Re: Sample size

From ETTEE@cder.fda.gov Wed Jun 18 14:29:43 1997 Subject: Re: Sample size It would be useful to use your mean PK parameters from Phase I study(ies) with the appropriate model to obtain informative times (using the SAMPLE module in ADAPT II)and create sampling blocks (windows) around the informative times. Patients should then be randomly allocated to these times. The idea here is to be able to describe the population profile. This informative profile (block) randomized design protects against model misspecification. The issue of obtaining 2 samples/subject depends on the number of parameters you want to estimate. If, for instance, you are dealing with a one compartment model with intravenous input(s) you will be able to obtain reliable (accurate and precise) estimates for both fixed and random effects parameters with the above sampling design.

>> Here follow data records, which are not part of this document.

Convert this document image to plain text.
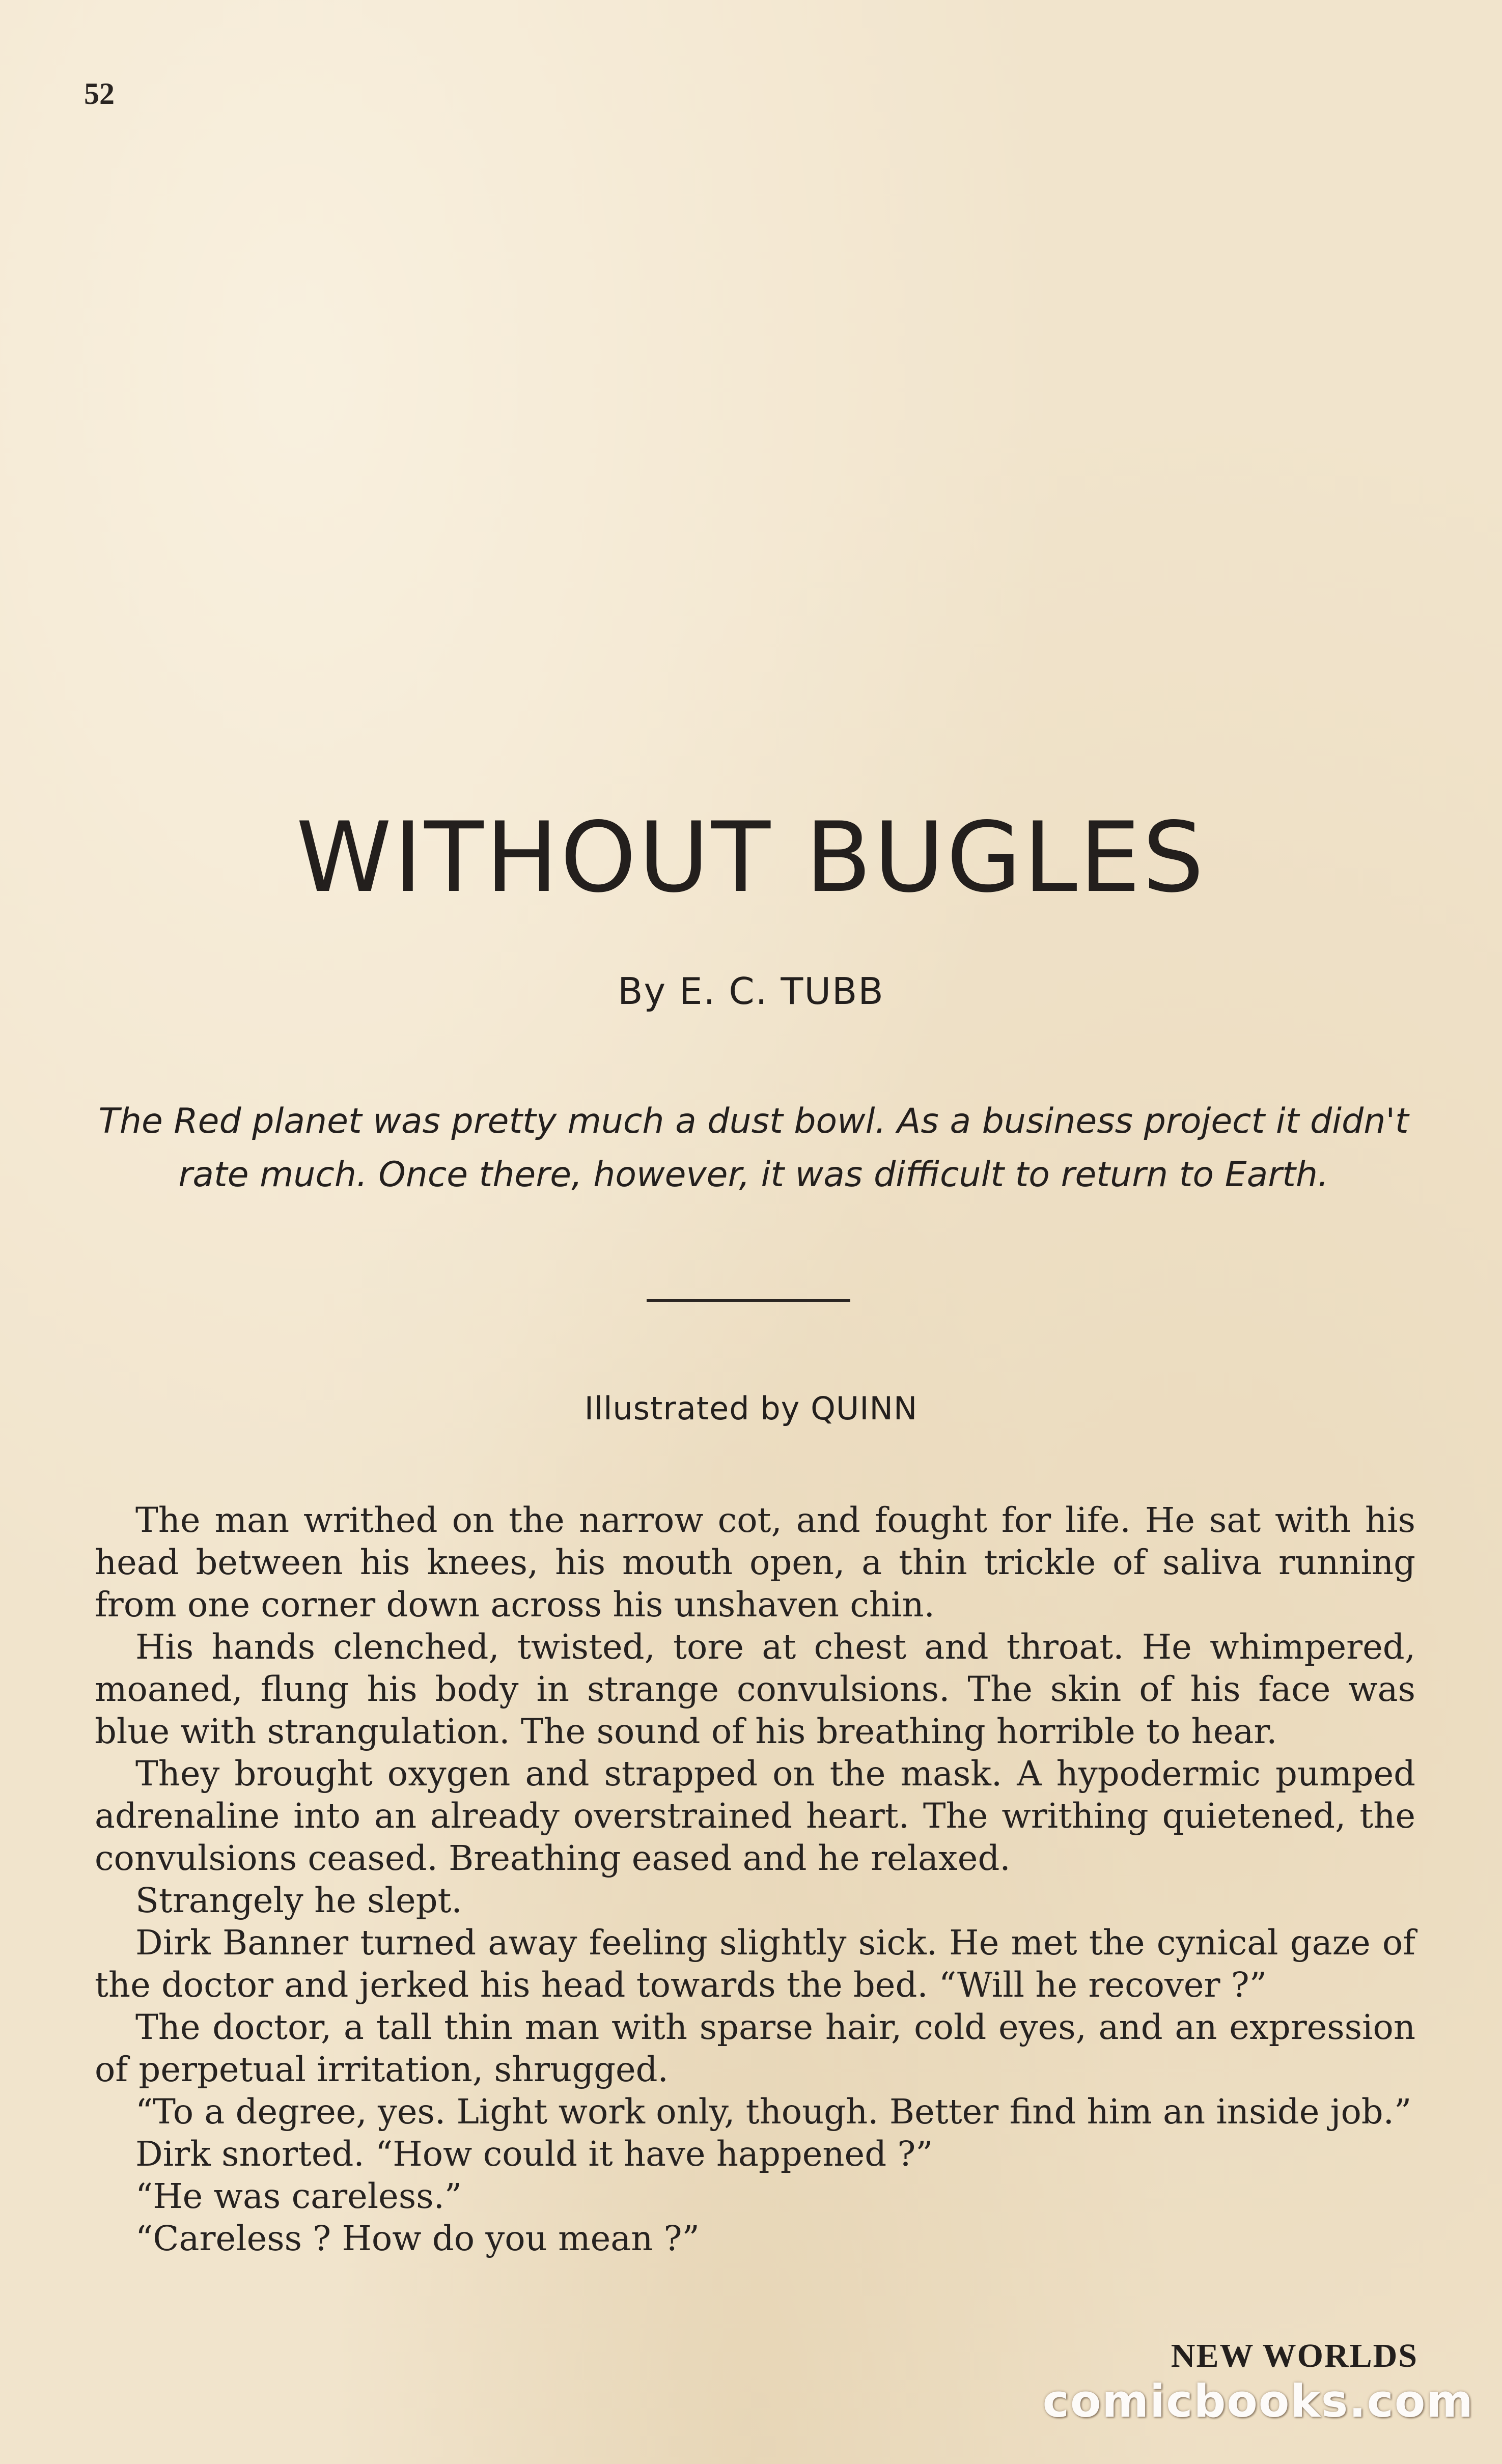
52
WITHOUT BUGLES
By E. C. TUBB
The Red planet was pretty much a dust bowl. As a business project it didn't rate much. Once there, however, it was difficult to return to Earth.
Illustrated by QUINN

The man writhed on the narrow cot, and fought for life. He sat with his head between his knees, his mouth open, a thin trickle of saliva running from one corner down across his unshaven chin.

His hands clenched, twisted, tore at chest and throat. He whimpered, moaned, flung his body in strange convulsions. The skin of his face was blue with strangulation. The sound of his breathing horrible to hear.

They brought oxygen and strapped on the mask. A hypodermic pumped adrenaline into an already overstrained heart. The writhing quietened, the convulsions ceased. Breathing eased and he relaxed.

Strangely he slept.

Dirk Banner turned away feeling slightly sick. He met the cynical gaze of the doctor and jerked his head towards the bed. “Will he recover ?”

The doctor, a tall thin man with sparse hair, cold eyes, and an expression of perpetual irritation, shrugged.

“To a degree, yes. Light work only, though. Better find him an inside job.”

Dirk snorted. “How could it have happened ?”

“He was careless.”

“Careless ? How do you mean ?”

NEW WORLDS
comicbooks.com
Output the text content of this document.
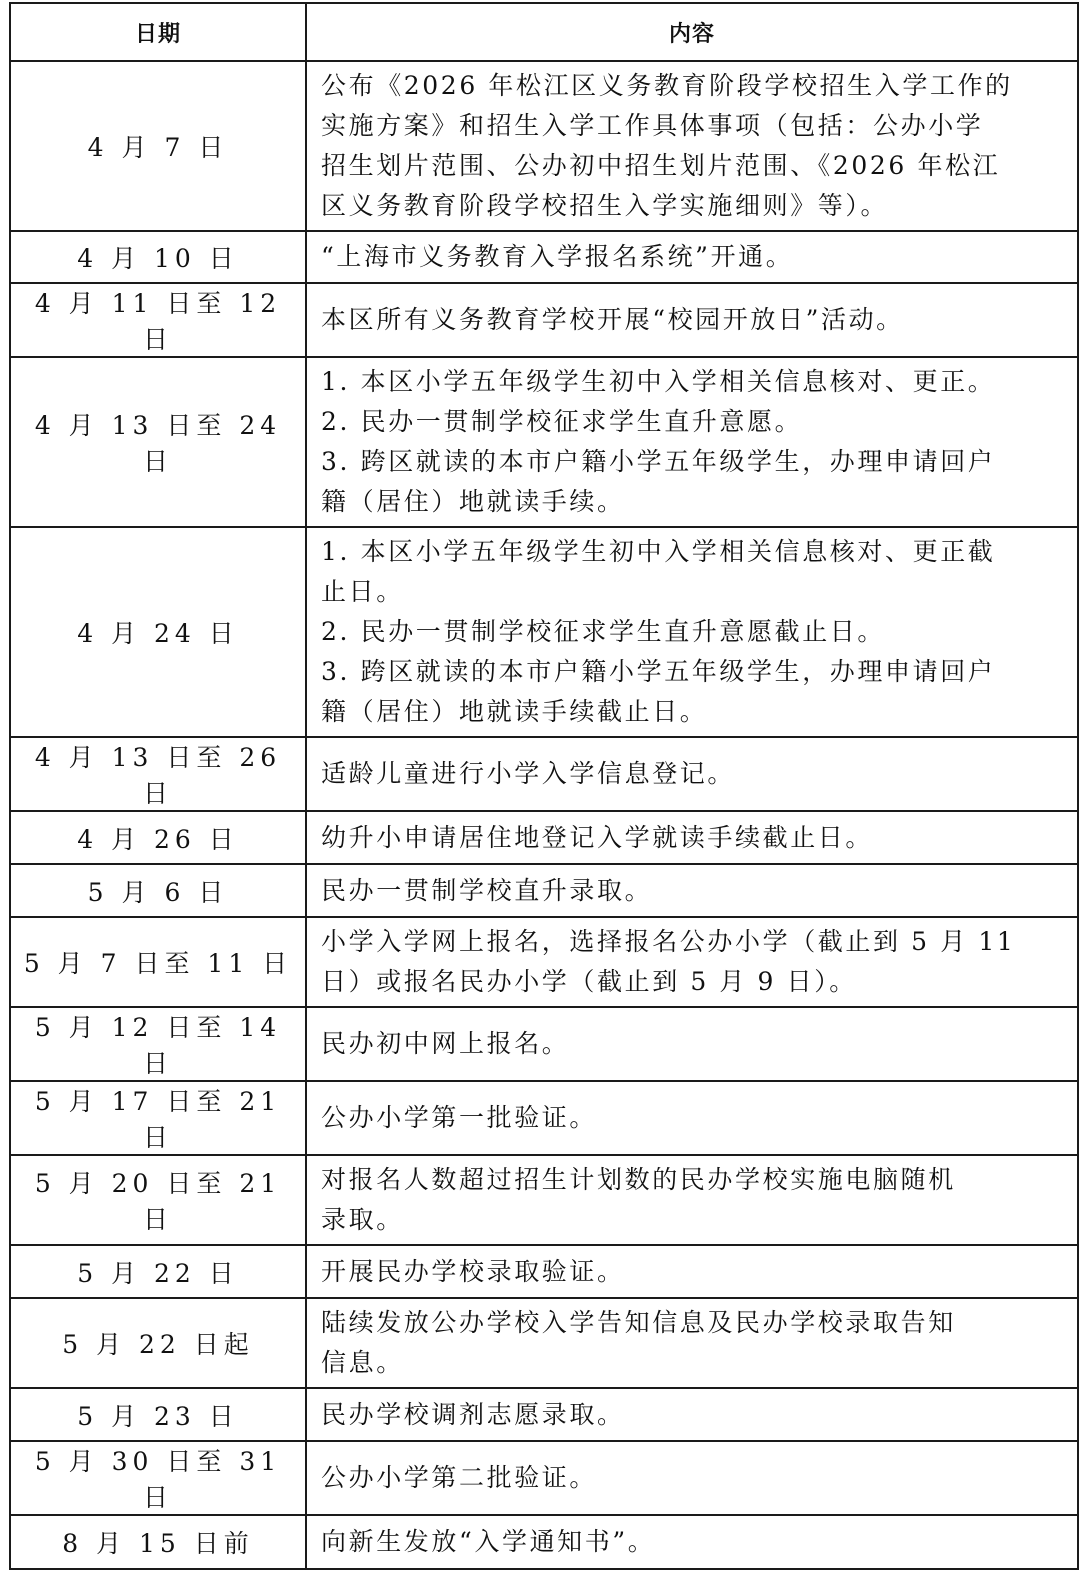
日期	内容
4 月 7 日	公布《2026 年松江区义务教育阶段学校招生入学工作的
实施方案》和招生入学工作具体事项（包括：公办小学
招生划片范围、公办初中招生划片范围、《2026 年松江
区义务教育阶段学校招生入学实施细则》等）。

4 月 10 日	“上海市义务教育入学报名系统”开通。

4 月 11 日至 12 日	本区所有义务教育学校开展“校园开放日”活动。

4 月 13 日至 24 日	1. 本区小学五年级学生初中入学相关信息核对、更正。
2. 民办一贯制学校征求学生直升意愿。
3. 跨区就读的本市户籍小学五年级学生，办理申请回户
籍（居住）地就读手续。

4 月 24 日	1. 本区小学五年级学生初中入学相关信息核对、更正截
止日。
2. 民办一贯制学校征求学生直升意愿截止日。
3. 跨区就读的本市户籍小学五年级学生，办理申请回户
籍（居住）地就读手续截止日。

4 月 13 日至 26 日	适龄儿童进行小学入学信息登记。

4 月 26 日	幼升小申请居住地登记入学就读手续截止日。

5 月 6 日	民办一贯制学校直升录取。

5 月 7 日至 11 日	小学入学网上报名，选择报名公办小学（截止到 5 月 11
日）或报名民办小学（截止到 5 月 9 日）。

5 月 12 日至 14 日	民办初中网上报名。

5 月 17 日至 21 日	公办小学第一批验证。

5 月 20 日至 21 日	对报名人数超过招生计划数的民办学校实施电脑随机
录取。

5 月 22 日	开展民办学校录取验证。

5 月 22 日起	陆续发放公办学校入学告知信息及民办学校录取告知
信息。

5 月 23 日	民办学校调剂志愿录取。

5 月 30 日至 31 日	公办小学第二批验证。

8 月 15 日前	向新生发放“入学通知书”。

It would be best to carry out a simulation study to determine the appropriate sample size for your study. There are a few references which I think would be helpful: (1) Jones CD, Sun H, Ette EI. Designing cross-sectional pharmacokinetic studies: implications for pediatric and animal studies. Clin Res Regul Affairs 1996; 13 (3&4): 133-165. (2) Ette EI, Sun H, Ludden TM. Design of population pharmacokinetic studies. Proc Am Stat Assoc (Biopharmaceutics Section) 1994; pp 487 - 492. (3) Ette EI, Sun H. Sample size and population pharmacokinetic parameter estimation. Clin Pharmacol Ther 1995; 57 (2): 188. Ene.